Lain daripada itu masih terdapat pula suatu kesukaran besar di Irak, yang tidak terdapat di Hejaz, dimana hidup orang-orang yang masih mendalam imaninya kepada agama masih takut mencampur adukkan hadis-hadis Nabi dengan sesuatu pendapat akal yang berlainan. Di Irak terdapat banyak sekali macam pemeluk-pemeluk Islam dari berbagai pokok keyakinan, yang lebih memerlukan keterangan yang berdasarkan akal dan pikiran daripada hanya berdasakan ayat Qur’an dan Hadis. Di Irak dan sekitarnya lahir suatu pertemuaan antara Islam dengan keyakinan-keyakinan lain, dan oleh karena itu lahir pula di sana golongan-golongan seperti Mu’tazilah, Murji’ah dan gerakan-gerakan ahli ilmu kalam yang lain, dengan pembicaraan dan pengupasan masalah-masalah agama yang tidak pernah dilakukan di Hejaz, karena luas pengetahuan pendudukinya tentang kehidupan dan keyakinan Islam Orang-orang Islam di Irak terpaksa mencari jalan lain, yaitu jalan pikiran untuk mempertahankan Islam daripada serangan-serangan golongan itu. Sebagaimana orang-orang Hejaz dalam penetapan hukum terpaksa melihat lebih dahulu kepada hadis, begitu juga orang-orang Arab dalam tugasnya yang sama, untuk menyempurnakan bahan-bahan nas yang ada padanya, lari kepada dasar akal, ra’yi atau qiyas, terutama dalam persoalan dan kejiadian-kejiadian yang besar mengenai ekonomi, pidana, urusan tawanan, yang tidak banyak terdapat di Hejaz. Maka terjadilah penggunaan qiyas ini dalam beberapa cabang ilmu Islam dalam usul fiqh, dalam hukum fiqh, dalam bahasa dan sastra, dalam pramasastra adal lain-lain hal, dan ini banyak sedikitnya mempengaruhi juga hukum agama dengan tidak langsung. Pengertian yang pertama mengenai qiyas, bahwa qiyas itu ialah mengetahui sesuatu hukum yang diterangkan atau yang terjadi dengan penetapan Nabi, kemudian diperbandingkan hukum ini dengan kejadian-kejadian dibelakang untuk ditetapkan.

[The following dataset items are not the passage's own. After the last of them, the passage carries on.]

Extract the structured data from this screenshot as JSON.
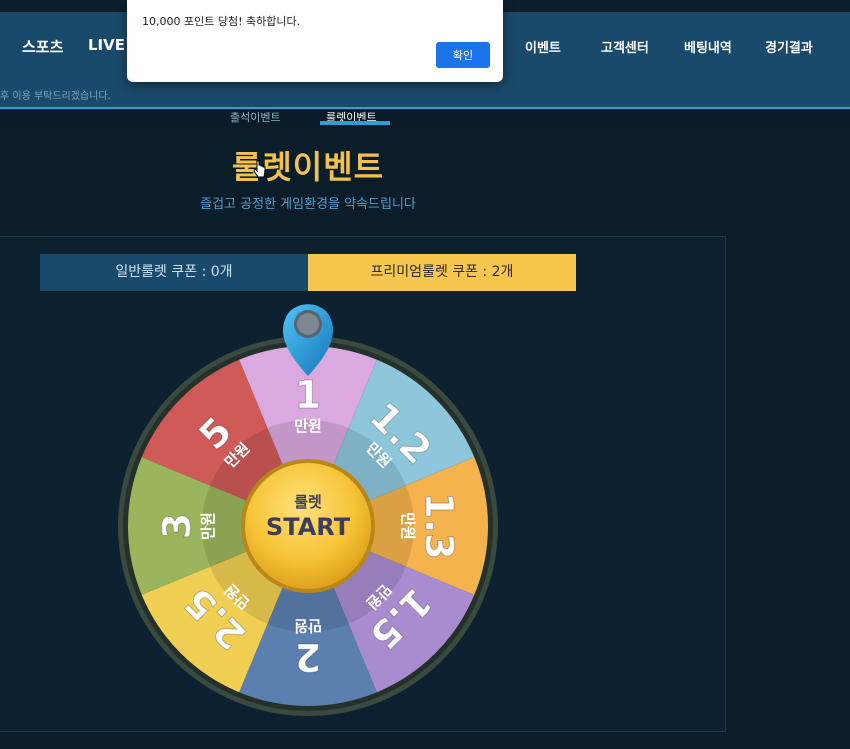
{
  "nav": {
    "items_left": [
      "스포츠",
      "LIVE"
    ],
    "items_right": [
      "이벤트",
      "고객센터",
      "베팅내역",
      "경기결과"
    ]
  },
  "notice": {
    "text": "후 이용 부탁드리겠습니다."
  },
  "subnav": {
    "tabs": [
      "출석이벤트",
      "룰렛이벤트"
    ],
    "active": "룰렛이벤트"
  },
  "hero": {
    "title": "룰렛이벤트",
    "subtitle": "즐겁고 공정한 게임환경을 약속드립니다"
  },
  "coupons": {
    "normal": "일반룰렛 쿠폰 : 0개",
    "premium": "프리미엄룰렛 쿠폰 : 2개"
  },
  "wheel": {
    "segments": [
      {
        "value": "1",
        "unit": "만원",
        "color": "#d9a9df"
      },
      {
        "value": "1.2",
        "unit": "만원",
        "color": "#8ec6db"
      },
      {
        "value": "1.3",
        "unit": "만원",
        "color": "#f4b34c"
      },
      {
        "value": "1.5",
        "unit": "만원",
        "color": "#a98ccf"
      },
      {
        "value": "2",
        "unit": "만원",
        "color": "#5b7fae"
      },
      {
        "value": "2.5",
        "unit": "만원",
        "color": "#f0cf52"
      },
      {
        "value": "3",
        "unit": "만원",
        "color": "#9bb55c"
      },
      {
        "value": "5",
        "unit": "만원",
        "color": "#cf5a57"
      }
    ],
    "center_top": "룰렛",
    "center_bottom": "START"
  },
  "dialog": {
    "message": "10,000 포인트 당첨! 축하합니다.",
    "confirm": "확인"
  },
  "colors": {
    "accent": "#2a9fd8",
    "gold": "#f2c14e",
    "navbar": "#1a4a6b"
  }
}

Untuk penetapan itu digunakan ijtihad yang mempengaruhi cara berpikir, ra’yi, dan mempengaruhi cara memperbandingkan sesuatu, qiyas, sehingga terjadilah perbedaan paham dan terjadilah perbedaan pendapat antara seorang ulama dengan ulama yang lain sejak zaman Bani Umaijah. Ada ulama yang tidak mau memberikan fatwanya, kecuali berdasarkan nas dari Qur’an atau Hadis, seperti Abdullah bin Umar, ada ulama yang berani mengeluarkan pendapatnya dalam sesuatu kejadian menurut pertimbangan ijtihadnya, seperti Chalifah Umar, Abdullah ibn Mas’ud, dll. Hal ini sudah terjadi sejak wafat nabi dan pimpinannya diganti oleh sahabat-sahabatnya. Maka kita lihatlah perbedaan ini lebih dibesar-besarkan oleh keadaan di Irak, sehingga lahirlah persoalan penetapan baik dan buruk dengan akal tahsin dan tagbih, kedua-duanya adalah pokok pendirian Mu’tazilah, yang lahir karena pernyataan, adakah pada a’fal Tuhan terdapat buruk dan baik, hasan dan qabih, yang sengaja dijadikan Tuhan dsb.

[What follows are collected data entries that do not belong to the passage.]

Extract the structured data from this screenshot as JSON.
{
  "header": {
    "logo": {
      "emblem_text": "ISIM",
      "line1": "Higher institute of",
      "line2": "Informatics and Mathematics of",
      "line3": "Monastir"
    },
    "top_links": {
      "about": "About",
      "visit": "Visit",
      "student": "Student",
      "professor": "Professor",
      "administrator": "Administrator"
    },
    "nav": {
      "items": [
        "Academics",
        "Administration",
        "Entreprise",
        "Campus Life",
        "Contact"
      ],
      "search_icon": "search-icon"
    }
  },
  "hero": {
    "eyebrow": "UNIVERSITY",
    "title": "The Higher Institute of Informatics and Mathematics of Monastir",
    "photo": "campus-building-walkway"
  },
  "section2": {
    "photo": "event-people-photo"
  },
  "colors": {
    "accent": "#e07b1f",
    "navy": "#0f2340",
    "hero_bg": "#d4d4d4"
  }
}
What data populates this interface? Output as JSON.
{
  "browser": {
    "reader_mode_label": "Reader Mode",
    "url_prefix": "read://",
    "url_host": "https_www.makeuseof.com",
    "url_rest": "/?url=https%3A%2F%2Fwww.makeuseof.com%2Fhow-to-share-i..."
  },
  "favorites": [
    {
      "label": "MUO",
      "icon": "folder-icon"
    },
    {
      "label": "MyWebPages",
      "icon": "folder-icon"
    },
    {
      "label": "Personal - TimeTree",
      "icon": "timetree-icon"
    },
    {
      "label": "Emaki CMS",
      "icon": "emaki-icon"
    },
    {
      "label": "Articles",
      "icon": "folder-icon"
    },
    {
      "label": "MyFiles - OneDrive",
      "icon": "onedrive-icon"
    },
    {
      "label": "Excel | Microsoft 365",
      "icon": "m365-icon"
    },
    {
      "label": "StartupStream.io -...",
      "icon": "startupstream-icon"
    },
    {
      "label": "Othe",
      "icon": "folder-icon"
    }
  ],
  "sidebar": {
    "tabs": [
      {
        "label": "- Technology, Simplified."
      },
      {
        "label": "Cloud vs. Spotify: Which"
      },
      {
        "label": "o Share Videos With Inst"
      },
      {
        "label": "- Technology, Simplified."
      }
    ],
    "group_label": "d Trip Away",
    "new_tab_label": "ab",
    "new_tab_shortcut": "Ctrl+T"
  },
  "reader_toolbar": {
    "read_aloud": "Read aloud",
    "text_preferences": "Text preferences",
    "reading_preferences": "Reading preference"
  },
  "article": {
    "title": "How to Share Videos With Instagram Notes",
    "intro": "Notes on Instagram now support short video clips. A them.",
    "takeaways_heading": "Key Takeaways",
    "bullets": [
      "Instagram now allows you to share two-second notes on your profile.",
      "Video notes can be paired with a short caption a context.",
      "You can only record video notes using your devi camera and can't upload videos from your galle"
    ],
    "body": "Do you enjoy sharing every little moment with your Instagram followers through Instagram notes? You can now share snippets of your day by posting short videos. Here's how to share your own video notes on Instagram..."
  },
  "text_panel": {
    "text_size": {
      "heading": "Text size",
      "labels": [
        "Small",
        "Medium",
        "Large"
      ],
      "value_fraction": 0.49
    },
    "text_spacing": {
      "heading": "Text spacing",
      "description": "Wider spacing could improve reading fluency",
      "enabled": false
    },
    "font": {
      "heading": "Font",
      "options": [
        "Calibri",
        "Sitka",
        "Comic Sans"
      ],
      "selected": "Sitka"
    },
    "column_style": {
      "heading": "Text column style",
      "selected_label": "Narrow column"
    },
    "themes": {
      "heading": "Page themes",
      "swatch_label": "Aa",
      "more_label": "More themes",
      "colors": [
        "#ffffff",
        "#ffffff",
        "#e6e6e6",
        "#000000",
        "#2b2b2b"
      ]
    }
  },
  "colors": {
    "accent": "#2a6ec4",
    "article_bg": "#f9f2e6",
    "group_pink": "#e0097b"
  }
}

Dengan sendirinya mazhab Hanafi, yang lahir disekitar Irak, yang dipengaruhi hanya oleh paham-paham Mu’tazilah, memberikan kesempatan terdahulu kepada akal, karena pendapat mereka akal itu dapat menetapkan mana yang baik dan mana yang buruk, sehingga kita lihat, bahwa ukuran ini telah lahir pada bangsa-bangsa manusia yang primitif, sebelum mereka mengetahui da’wah dan agama Tuhan. cara berpikir yang merdeka dari Hanafi ini mempengaruhi ulama-ulama besar yang lain dari aliran Hanbali, Maliki dan kemudian Syafi’i. Meskipun dengan mana yang lain mereka menggunakan cara menggunakan akal yang lahir dalam kalangan Hanafi, seperti istihsan, memilih yang terbaik, mulabatul mursalah, mengemukakan dalam sesuatu hal lebih dahulu kemaslahatan umum.

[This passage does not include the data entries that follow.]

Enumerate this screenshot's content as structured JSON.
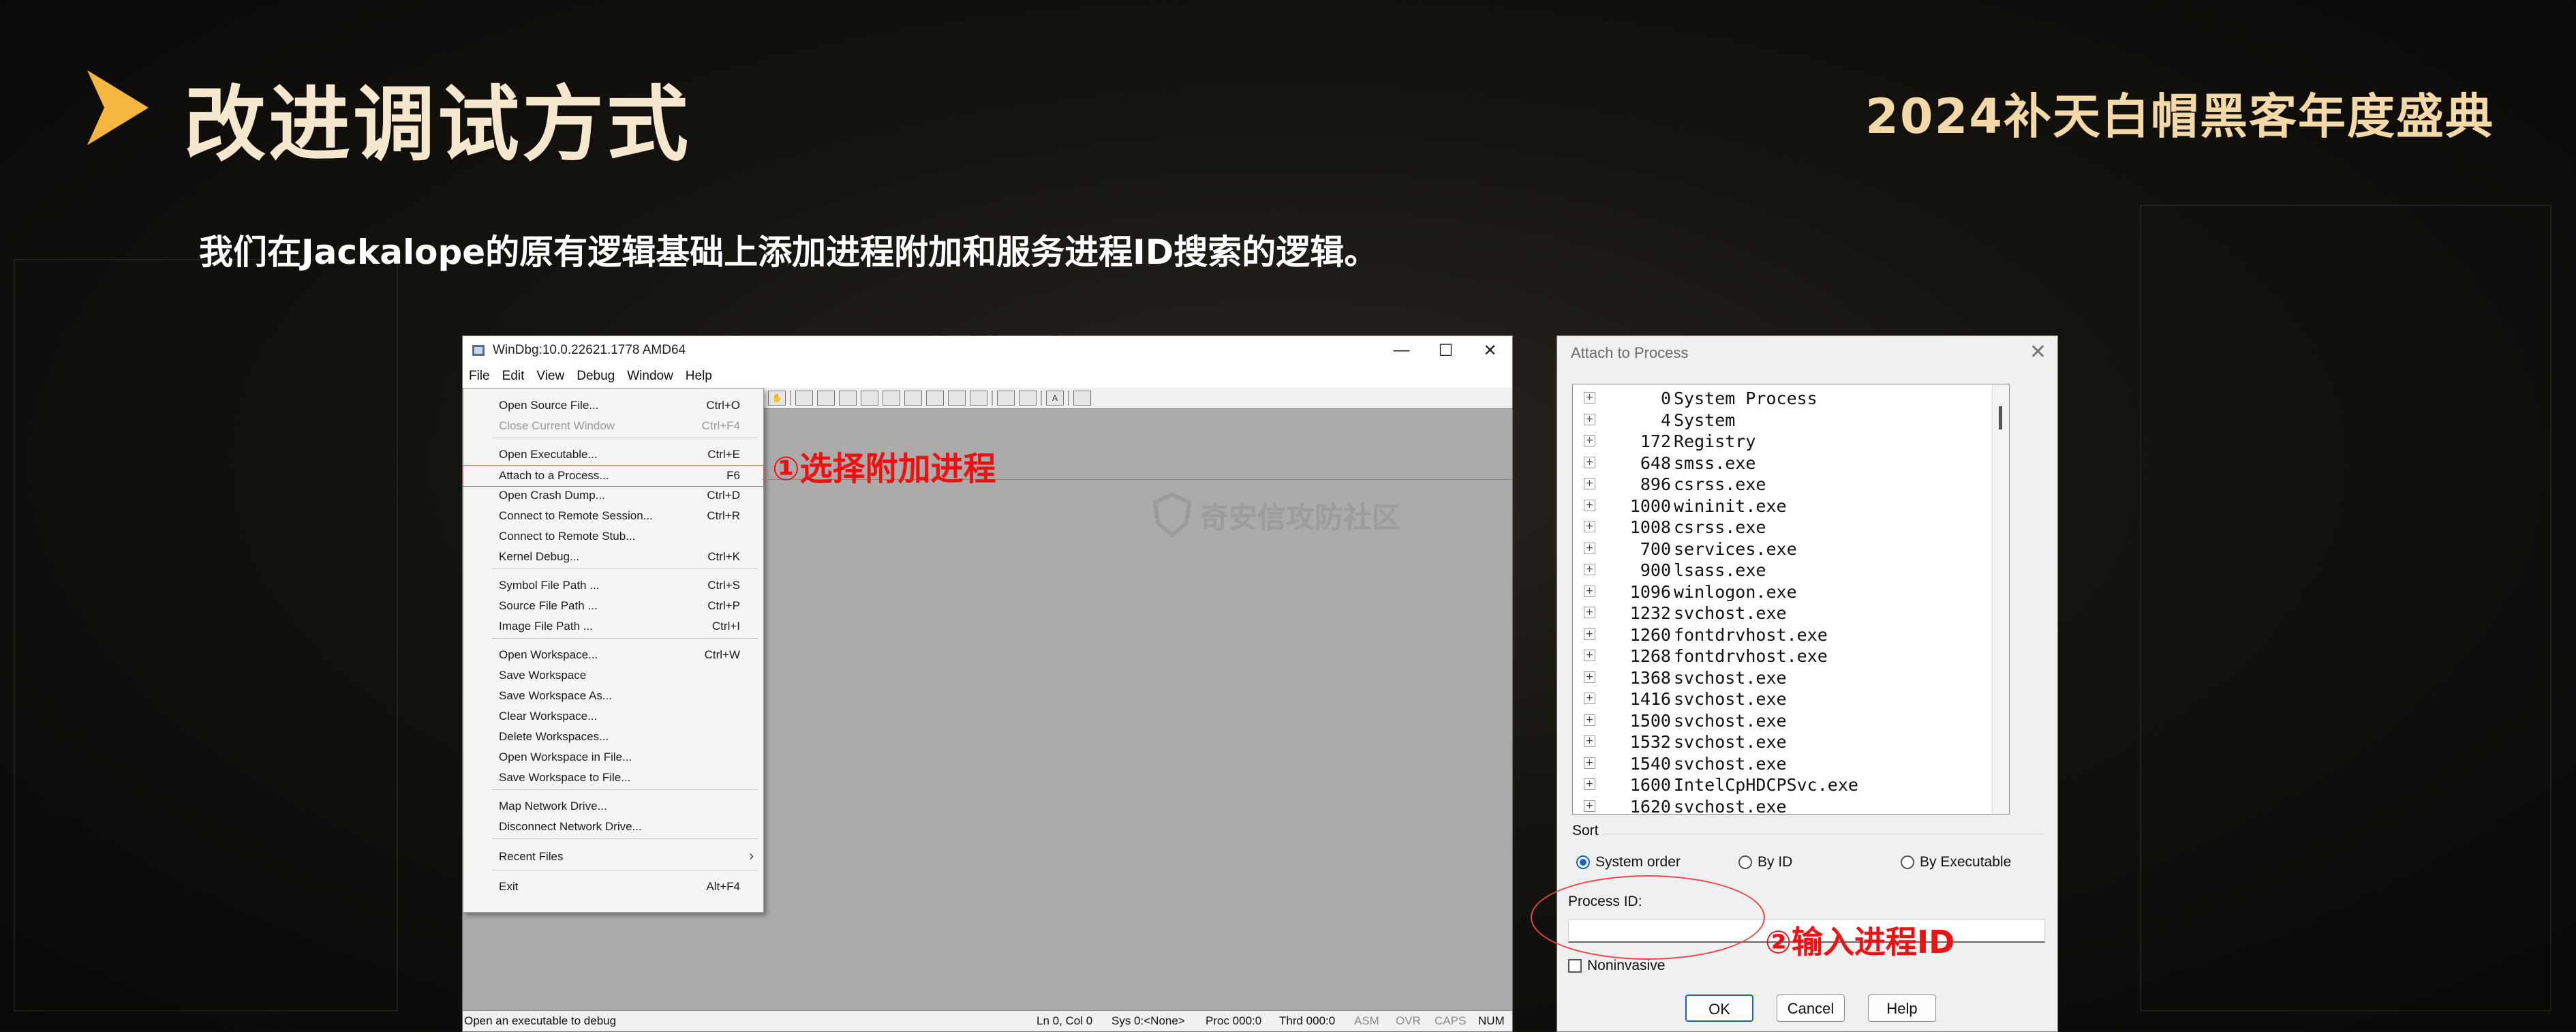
{
  "slide": {
    "title": "改进调试方式",
    "brand": "2024补天白帽黑客年度盛典",
    "subtitle": "我们在Jackalope的原有逻辑基础上添加进程附加和服务进程ID搜索的逻辑。"
  },
  "windbg": {
    "title": "WinDbg:10.0.22621.1778 AMD64",
    "controls": [
      "—",
      "☐",
      "✕"
    ],
    "menus": [
      "File",
      "Edit",
      "View",
      "Debug",
      "Window",
      "Help"
    ],
    "file_menu": [
      {
        "label": "Open Source File...",
        "shortcut": "Ctrl+O",
        "disabled": false
      },
      {
        "label": "Close Current Window",
        "shortcut": "Ctrl+F4",
        "disabled": true
      },
      {
        "label": "Open Executable...",
        "shortcut": "Ctrl+E",
        "disabled": false
      },
      {
        "label": "Attach to a Process...",
        "shortcut": "F6",
        "disabled": false
      },
      {
        "label": "Open Crash Dump...",
        "shortcut": "Ctrl+D",
        "disabled": false
      },
      {
        "label": "Connect to Remote Session...",
        "shortcut": "Ctrl+R",
        "disabled": false
      },
      {
        "label": "Connect to Remote Stub...",
        "shortcut": "",
        "disabled": false
      },
      {
        "label": "Kernel Debug...",
        "shortcut": "Ctrl+K",
        "disabled": false
      },
      {
        "label": "Symbol File Path ...",
        "shortcut": "Ctrl+S",
        "disabled": false
      },
      {
        "label": "Source File Path ...",
        "shortcut": "Ctrl+P",
        "disabled": false
      },
      {
        "label": "Image File Path ...",
        "shortcut": "Ctrl+I",
        "disabled": false
      },
      {
        "label": "Open Workspace...",
        "shortcut": "Ctrl+W",
        "disabled": false
      },
      {
        "label": "Save Workspace",
        "shortcut": "",
        "disabled": false
      },
      {
        "label": "Save Workspace As...",
        "shortcut": "",
        "disabled": false
      },
      {
        "label": "Clear Workspace...",
        "shortcut": "",
        "disabled": false
      },
      {
        "label": "Delete Workspaces...",
        "shortcut": "",
        "disabled": false
      },
      {
        "label": "Open Workspace in File...",
        "shortcut": "",
        "disabled": false
      },
      {
        "label": "Save Workspace to File...",
        "shortcut": "",
        "disabled": false
      },
      {
        "label": "Map Network Drive...",
        "shortcut": "",
        "disabled": false
      },
      {
        "label": "Disconnect Network Drive...",
        "shortcut": "",
        "disabled": false
      },
      {
        "label": "Recent Files",
        "shortcut": "",
        "disabled": false,
        "submenu": true
      },
      {
        "label": "Exit",
        "shortcut": "Alt+F4",
        "disabled": false
      }
    ],
    "annotation": "①选择附加进程",
    "watermark": "奇安信攻防社区",
    "status": {
      "message": "Open an executable to debug",
      "cells": [
        "Ln 0, Col 0",
        "Sys 0:<None>",
        "Proc 000:0",
        "Thrd 000:0",
        "ASM",
        "OVR",
        "CAPS",
        "NUM"
      ]
    }
  },
  "attach_dialog": {
    "title": "Attach to Process",
    "close": "✕",
    "processes": [
      {
        "pid": "0",
        "name": "System Process"
      },
      {
        "pid": "4",
        "name": "System"
      },
      {
        "pid": "172",
        "name": "Registry"
      },
      {
        "pid": "648",
        "name": "smss.exe"
      },
      {
        "pid": "896",
        "name": "csrss.exe"
      },
      {
        "pid": "1000",
        "name": "wininit.exe"
      },
      {
        "pid": "1008",
        "name": "csrss.exe"
      },
      {
        "pid": "700",
        "name": "services.exe"
      },
      {
        "pid": "900",
        "name": "lsass.exe"
      },
      {
        "pid": "1096",
        "name": "winlogon.exe"
      },
      {
        "pid": "1232",
        "name": "svchost.exe"
      },
      {
        "pid": "1260",
        "name": "fontdrvhost.exe"
      },
      {
        "pid": "1268",
        "name": "fontdrvhost.exe"
      },
      {
        "pid": "1368",
        "name": "svchost.exe"
      },
      {
        "pid": "1416",
        "name": "svchost.exe"
      },
      {
        "pid": "1500",
        "name": "svchost.exe"
      },
      {
        "pid": "1532",
        "name": "svchost.exe"
      },
      {
        "pid": "1540",
        "name": "svchost.exe"
      },
      {
        "pid": "1600",
        "name": "IntelCpHDCPSvc.exe"
      },
      {
        "pid": "1620",
        "name": "svchost.exe"
      }
    ],
    "sort_label": "Sort",
    "sort_options": [
      "System order",
      "By ID",
      "By Executable"
    ],
    "sort_selected": "System order",
    "pid_label": "Process ID:",
    "pid_value": "",
    "noninvasive_label": "Noninvasive",
    "buttons": {
      "ok": "OK",
      "cancel": "Cancel",
      "help": "Help"
    },
    "annotation": "②输入进程ID"
  },
  "colors": {
    "annotation": "#ee1111",
    "title": "#f6e8cf",
    "brand": "#f3d9a8",
    "accent": "#f5b640"
  }
}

Meskipun misalnya Imam Syafi’i menolak istihsan cara Hanafi, dengan katanya : "Barangsiapa melakukan istihsan, sama dengan mengadakan sesuatu syari’at baru” (Ghazali, Mustafa, I: 274). Begitu juga tidak cukup alasan untuk menjadikan istilah (Muslahatul mursalah) menjadi sumber hukum untuk memelihara agama dalam lima pokok, yaitu agama, pribadi, akal, keturunan dan harta benda. Ulama-ulama Hejaz tidak dapat menggunakan dua sumber diatas untuk menjaga keadilan dalam hukum Islam, dengan mengabaikan Qur’an dan Hadis. Kita ketahui bahwa umumnya ulama-ulama Hejaz itu berturut-turut menggunakan sumber hukum sesudah Qur’an ialah Sunnah Nabi, perkataan dan perbuatan sahabat, fatwa sahabat, fatwa Tabi’in dan pendapat Tabi’in dan tidak sekali-kali menjadikan sesuatu hukum keluar daripada sumber-sumber itu (takhriji).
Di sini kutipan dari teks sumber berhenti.